Ce rôle est à l’origine d’une spécificité du secteur touristique. En effet, la concentration verticale est y réalisée à leur profit, alors que classiquement, c’est le segment situé en aval de la chaîne, proche des consommateurs qui tire son épingle du jeu (Cuvelier, 1998). Il semble cependant qu’il faille nuancer cette proposition. Selon Claude Pelloquin, aux États-Unis, ce sont bien les entreprises spécialisées dans la vente, donc les agences de voyage, qui pilotent.

Des degrés d’intégration très variables

Il existe des TO de toutes les tailles, depuis la TPE (très petite entreprise) jusqu’aux mastodontes, dont le géant TUI qui passe pour être le champion du monde. Les multinationales du secteur sont à la fois intégrés verticalement, maîtrisant tous les segments de la chaîne, depuis les agences qui vendent exclusivement leurs prestations, jusqu’aux clubs et comptoirs accueillant les touristes en passant par les compagnies aériennes, et horizontalement.

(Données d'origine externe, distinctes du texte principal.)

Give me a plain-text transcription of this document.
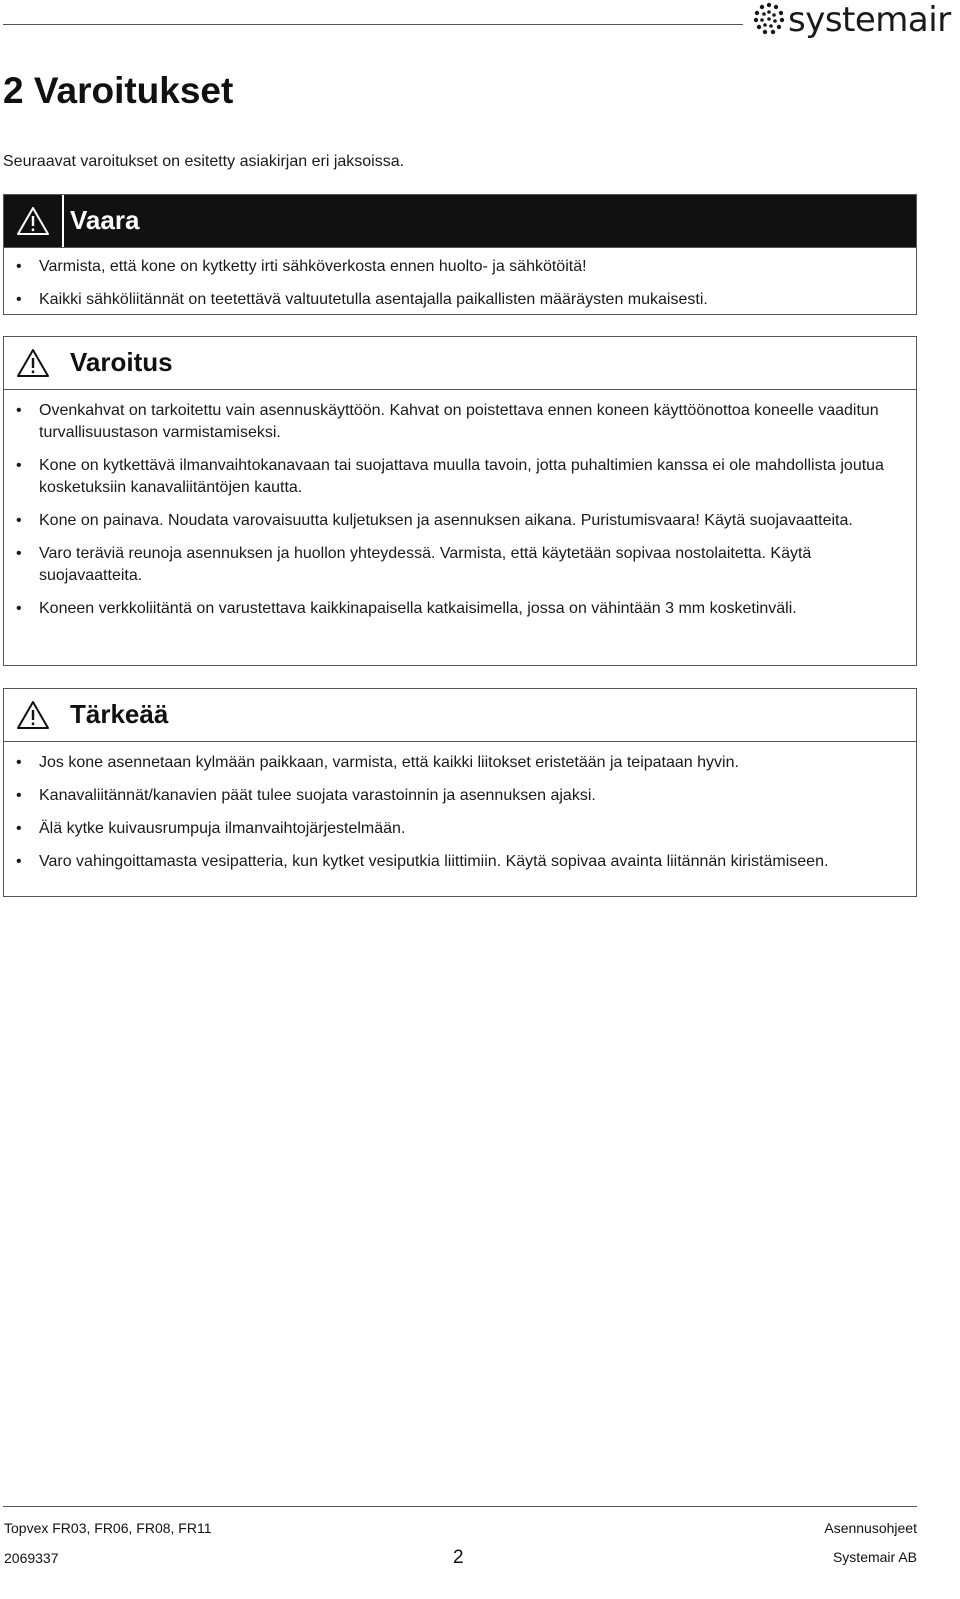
systemair
2 Varoitukset

Seuraavat varoitukset on esitetty asiakirjan eri jaksoissa.

Vaara
• Varmista, että kone on kytketty irti sähköverkosta ennen huolto- ja sähkötöitä!
• Kaikki sähköliitännät on teetettävä valtuutetulla asentajalla paikallisten määräysten mukaisesti.
Varoitus
• Ovenkahvat on tarkoitettu vain asennuskäyttöön. Kahvat on poistettava ennen koneen käyttöönottoa koneelle vaaditun turvallisuustason varmistamiseksi.
• Kone on kytkettävä ilmanvaihtokanavaan tai suojattava muulla tavoin, jotta puhaltimien kanssa ei ole mahdollista joutua kosketuksiin kanavaliitäntöjen kautta.
• Kone on painava. Noudata varovaisuutta kuljetuksen ja asennuksen aikana. Puristumisvaara! Käytä suojavaatteita.
• Varo teräviä reunoja asennuksen ja huollon yhteydessä. Varmista, että käytetään sopivaa nostolaitetta. Käytä suojavaatteita.
• Koneen verkkoliitäntä on varustettava kaikkinapaisella katkaisimella, jossa on vähintään 3 mm kosketinväli.
Tärkeää
• Jos kone asennetaan kylmään paikkaan, varmista, että kaikki liitokset eristetään ja teipataan hyvin.
• Kanavaliitännät/kanavien päät tulee suojata varastoinnin ja asennuksen ajaksi.
• Älä kytke kuivausrumpuja ilmanvaihtojärjestelmään.
• Varo vahingoittamasta vesipatteria, kun kytket vesiputkia liittimiin. Käytä sopivaa avainta liitännän kiristämiseen.
Topvex FR03, FR06, FR08, FR11	Asennusohjeet
2069337	2	Systemair AB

Procédant par croissance externe, ces géants se sont constitués progressivement en absorbant des concurrents plus petits. Ainsi, TUI a intégré notamment en 2002, le français Nouvelles Frontières créé par Jacques Maillot en 1970, puis Marmara en 2007, fondé en 1965, lorsque le leader allemand a absorbé First Choice, comprenant la marque depuis 2000. Le géant a tenté de réduire le trop grand nombre des marques, plus de 200 vers 2015, car cela limite les économies d’échelle. Cette volonté d’imposer le sigle du groupe s’est cependant heurtée à des résistances émanant des clients qui restent attachés au nom de l’opérateur qui les a accompagnés. Ainsi, à la devanture des agences TUI, les noms de Nouvelles Frontières et de Marmara n’ont pas disparu, ils ont été relativisés (Ill. 1).

Ill. 1. Façade d’une agence de Voyages du TO TUI.
Les marques Nouvelles Frontières, Club Lookea (à gauche en rouge) et Marmara (à droite de l’entrée en vert) sont bien visibles, preuve que l’intégration à marche forcée se heurte à des résistances (cl. Philippe Violier 25 juillet 2022).

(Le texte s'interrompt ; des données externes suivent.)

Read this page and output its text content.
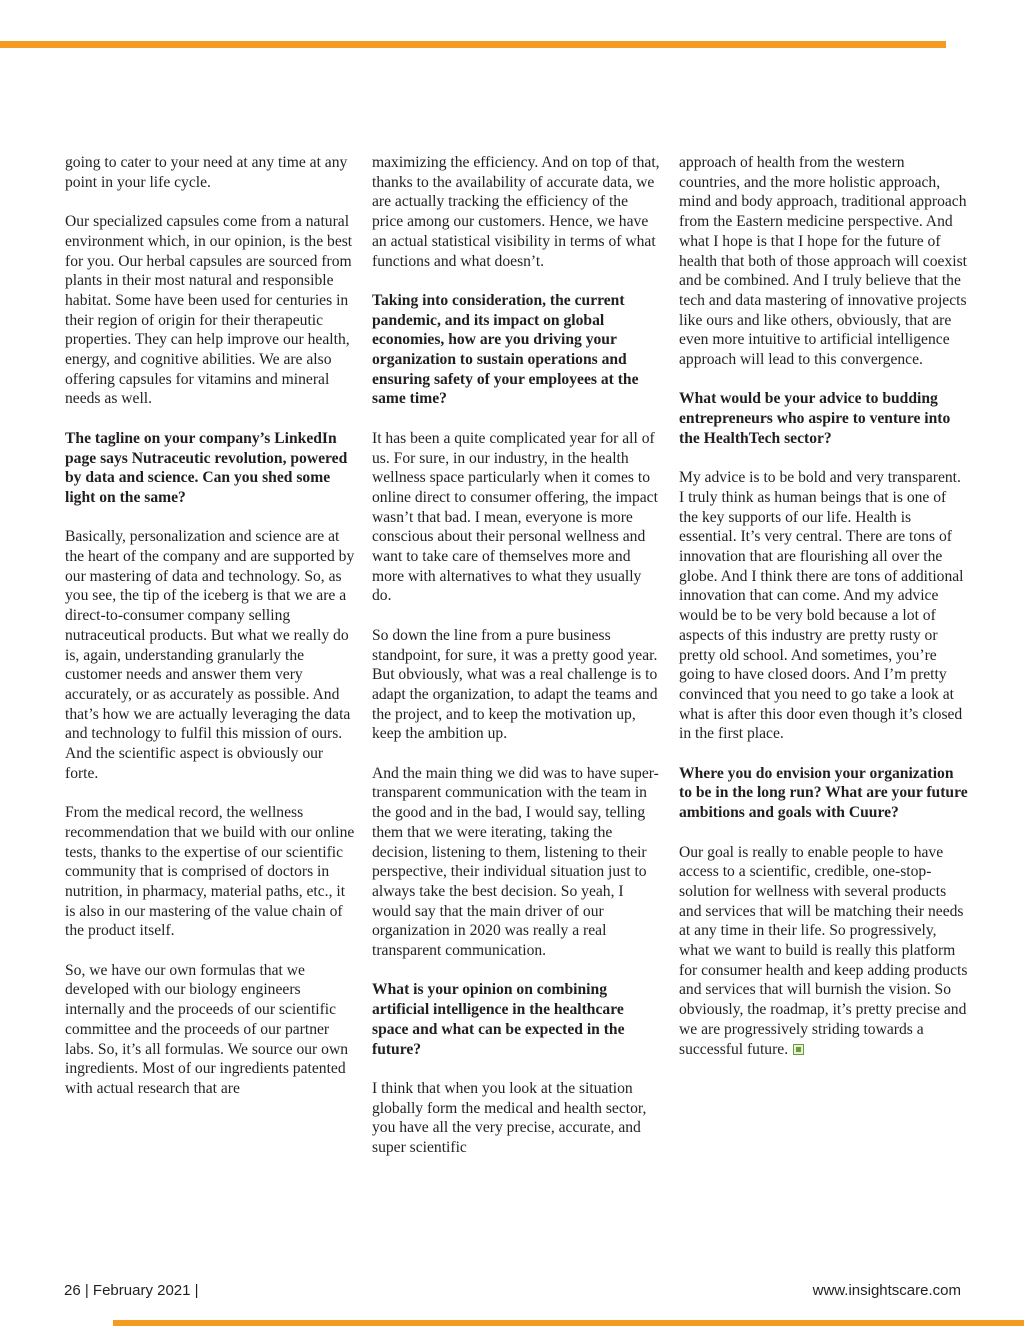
going to cater to your need at any time at any point in your life cycle.

Our specialized capsules come from a natural environment which, in our opinion, is the best for you. Our herbal capsules are sourced from plants in their most natural and responsible habitat. Some have been used for centuries in their region of origin for their therapeutic properties. They can help improve our health, energy, and cognitive abilities. We are also offering capsules for vitamins and mineral needs as well.

The tagline on your company’s LinkedIn page says Nutraceutic revolution, powered by data and science. Can you shed some light on the same?

Basically, personalization and science are at the heart of the company and are supported by our mastering of data and technology. So, as you see, the tip of the iceberg is that we are a direct-to-consumer company selling nutraceutical products. But what we really do is, again, understanding granularly the customer needs and answer them very accurately, or as accurately as possible. And that’s how we are actually leveraging the data and technology to fulfil this mission of ours. And the scientific aspect is obviously our forte.

From the medical record, the wellness recommendation that we build with our online tests, thanks to the expertise of our scientific community that is comprised of doctors in nutrition, in pharmacy, material paths, etc., it is also in our mastering of the value chain of the product itself.

So, we have our own formulas that we developed with our biology engineers internally and the proceeds of our scientific committee and the proceeds of our partner labs. So, it’s all formulas. We source our own ingredients. Most of our ingredients patented with actual research that are

maximizing the efficiency. And on top of that, thanks to the availability of accurate data, we are actually tracking the efficiency of the price among our customers. Hence, we have an actual statistical visibility in terms of what functions and what doesn’t.

Taking into consideration, the current pandemic, and its impact on global economies, how are you driving your organization to sustain operations and ensuring safety of your employees at the same time?

It has been a quite complicated year for all of us. For sure, in our industry, in the health wellness space particularly when it comes to online direct to consumer offering, the impact wasn’t that bad. I mean, everyone is more conscious about their personal wellness and want to take care of themselves more and more with alternatives to what they usually do.

So down the line from a pure business standpoint, for sure, it was a pretty good year. But obviously, what was a real challenge is to adapt the organization, to adapt the teams and the project, and to keep the motivation up, keep the ambition up.

And the main thing we did was to have super-transparent communication with the team in the good and in the bad, I would say, telling them that we were iterating, taking the decision, listening to them, listening to their perspective, their individual situation just to always take the best decision. So yeah, I would say that the main driver of our organization in 2020 was really a real transparent communication.

What is your opinion on combining artificial intelligence in the healthcare space and what can be expected in the future?

I think that when you look at the situation globally form the medical and health sector, you have all the very precise, accurate, and super scientific

approach of health from the western countries, and the more holistic approach, mind and body approach, traditional approach from the Eastern medicine perspective. And what I hope is that I hope for the future of health that both of those approach will coexist and be combined. And I truly believe that the tech and data mastering of innovative projects like ours and like others, obviously, that are even more intuitive to artificial intelligence approach will lead to this convergence.

What would be your advice to budding entrepreneurs who aspire to venture into the HealthTech sector?

My advice is to be bold and very transparent. I truly think as human beings that is one of the key supports of our life. Health is essential. It’s very central. There are tons of innovation that are flourishing all over the globe. And I think there are tons of additional innovation that can come. And my advice would be to be very bold because a lot of aspects of this industry are pretty rusty or pretty old school. And sometimes, you’re going to have closed doors. And I’m pretty convinced that you need to go take a look at what is after this door even though it’s closed in the first place.

Where you do envision your organization to be in the long run? What are your future ambitions and goals with Cuure?

Our goal is really to enable people to have access to a scientific, credible, one-stop-solution for wellness with several products and services that will be matching their needs at any time in their life. So progressively, what we want to build is really this platform for consumer health and keep adding products and services that will burnish the vision. So obviously, the roadmap, it’s pretty precise and we are progressively striding towards a successful future.

26 | February 2021 |	www.insightscare.com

Inversement, des micros TO prospèrent en se spécialisant sur des destinations ou des pratiques particulières. Ainsi, Marmara avait vu le jour comme spécialiste de la Turquie, puis s’était positionné dans des circuits et séjours de gamme moyenne, et de fait puisque le choix d’une marge réduite suppose des volumes de clientèle important, sur les destinations méridionales de la Méditerranée. L’irruption des technologies numériques a favorisé l’éclosion des TPE qui peuvent distribuer leurs propositions par Internet.

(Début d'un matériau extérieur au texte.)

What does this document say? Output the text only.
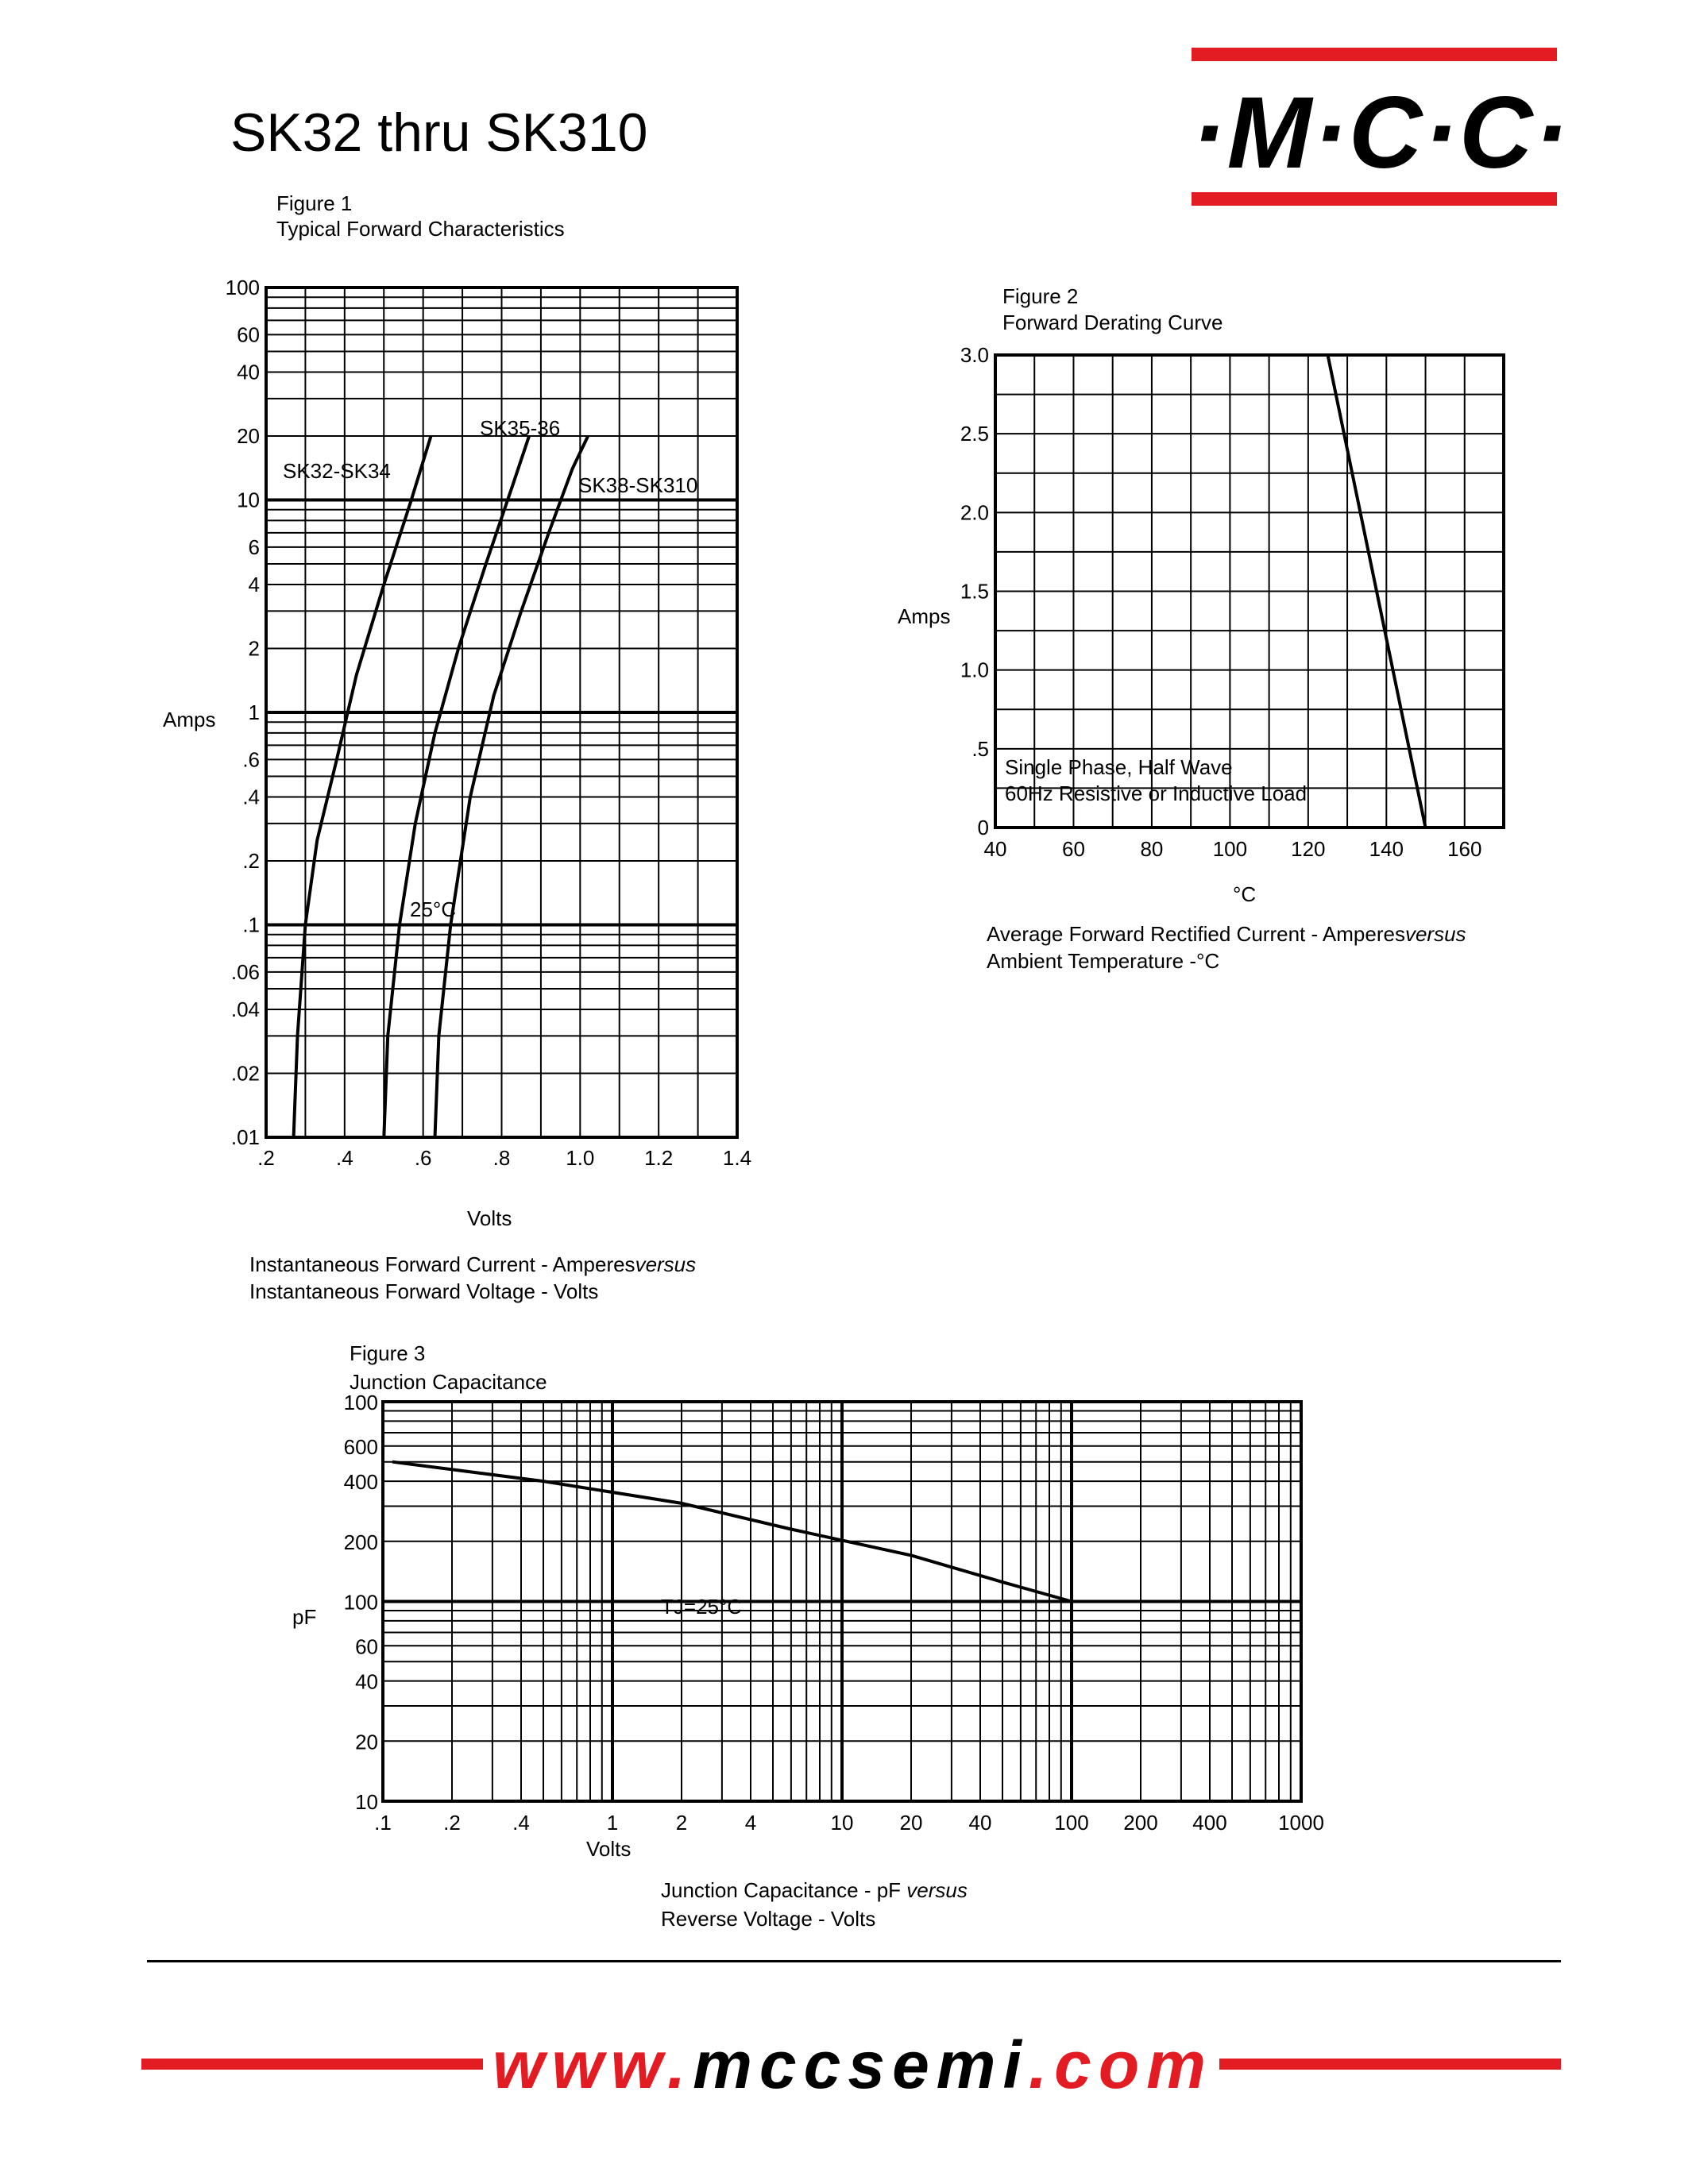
SK32 thru SK310	·M·C·C·
Figure 1
Typical Forward Characteristics
Amps
Volts
Instantaneous Forward Current - Amperesversus
Instantaneous Forward Voltage - Volts
Figure 2
Forward Derating Curve
Amps
°C
Average Forward Rectified Current - Amperesversus
Ambient Temperature -°C
Figure 3
Junction Capacitance
pF
Volts
Junction Capacitance - pF versus
Reverse Voltage - Volts
100
60
40
20
10
6
4
2
1
.6
.4
.2
.1
.06
.04
.02
.01
.2	.4	.6	.8	1.0 1.2 1.4
SK32-SK34
SK35-36
SK38-SK310
25°C
3.0
2.5
2.0
1.5
1.0
.5
0
40	60	80 100 120 140 160
Single Phase, Half Wave
60Hz Resistive or Inductive Load
100
600
400
200
100
60
40
20
10
.1	.2	.4	1	2	4	10 20 40	100 200 400 1000
TJ=25°C
www.mccsemi.com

Cette mutation technologique a également entraîné un jeu de massacre avec la disparition de certains géants historiques, comme Kuoni qui avait tout juste fêté son centenaire en 2008 lorsque la faillite l’a rayé de la carte. Avec un portefeuille de plus de 200 marques, il a échoué à prendre le virage de l’innovation Internet et a sombré. Thomas Cook a connu le même sort en 2019.

Philippe VIOLIER

Bibliographie

  • Cuvelier Pascal, 1998, Anciennes et nouvelles formes de tourisme: une approche socio-économique. Paris, L’Harmattan, coll. «Tourismes et sociétés».
  • Guibert Christophe, 2016, «Les déterminants dispositionnels du “touriste pluriel”. Expériences, socialisations et contextes», SociologieS. en ligne.
  • Pelloquin Claude, 2010, «Regard sur les grands changements du “tour-operating” mondial«, Réseau de veille en tourisme, Chaire de tourisme Transat, École des sciences de la gestion, UQAM. 2007, en ligne, consulté le 16 juillet 2010.
  • Tissot Laurent, 2000, Naissance d’une industrie touristique, Les Anglais et la Suisse au XIXe siècle. Lausanne, Éditions Payot, 302 p.